Грау прижал мою руку к свое груди, а после отбросил ее в сторону книги. И я, словно послушный робот, пальцем вывела внутри рамочки три красные буквы А – С – Я, а потом добавила ниже еще четыре… И это было все, на что я оказалась способна. Он умирал на моих руках, кровь вытекала из его груди – мои колени, мое платье и постель вокруг – все было залито кровью. А я ничего не могла для него сделать, не могла даже пошевелиться.
А он еще был жив и даже пробовал слабо улыбаться.
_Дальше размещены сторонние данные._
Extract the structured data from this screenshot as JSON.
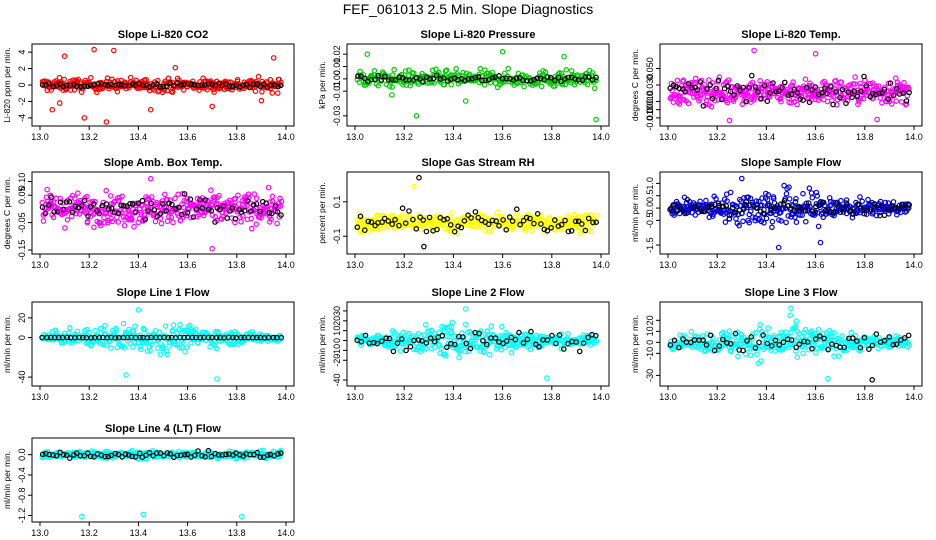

У меня кружилась голова, я чувствовала, что вот-вот потеряю сознание, но остатки разума мне шептали, что надо оказать ему какую-то помощь, перевязать рану, остановить кровотечение… но нет сил даже сдвинуться с места… наваждение.
– Ich liebe dich… Ich sterbe... (Я люблю тебя... я умираю)
Странно, почему сейчас звучит немецкая речь, он же раньше говорил совершенно иначе, я привыкла к другому звучанию, я его понимала.
– Отто, ты слышишь меня, я здесь, я рядом, тону вместе с тобой, как и обещала, только не исчезай!
Я наклонилась к его лицу и коснулась губами лба, а потом чернота и бесконечная пропасть… падение… холод… небытие.
Алые паруса
Ребята, надо верить в чудеса, Когда-нибудь весенним утром ранним Над океаном алые взметнутся паруса, И скрипка пропоёт над океаном. Не три глаза, ведь это же не сон, И алый парус, правда, гордо реет, В той бухте, где отважный Грей Нашел свою Ассоль, В той бухте, где Ассоль Дождалась Грея.
Я смотрела на белый потолок больничной палаты и пыталась заново научиться думать, дышать и жить.
– Девушка-а… Ася Владимировна-а? Ну, как вы – лучше? Пришли в себя? Ох, уж вы нас и напугали. Хотели уже подключать вас к аппарату искусственного дыхания, консилиум собирали вчера по вашему случаю. Но вы – умничка, сами очнулись, это до чего же дети своих учительниц доводят, а? Завтра праздник такой, у вас намечено выступление с детьми, а вы тут вздумали впадать в кому. Ну, куда же это годится?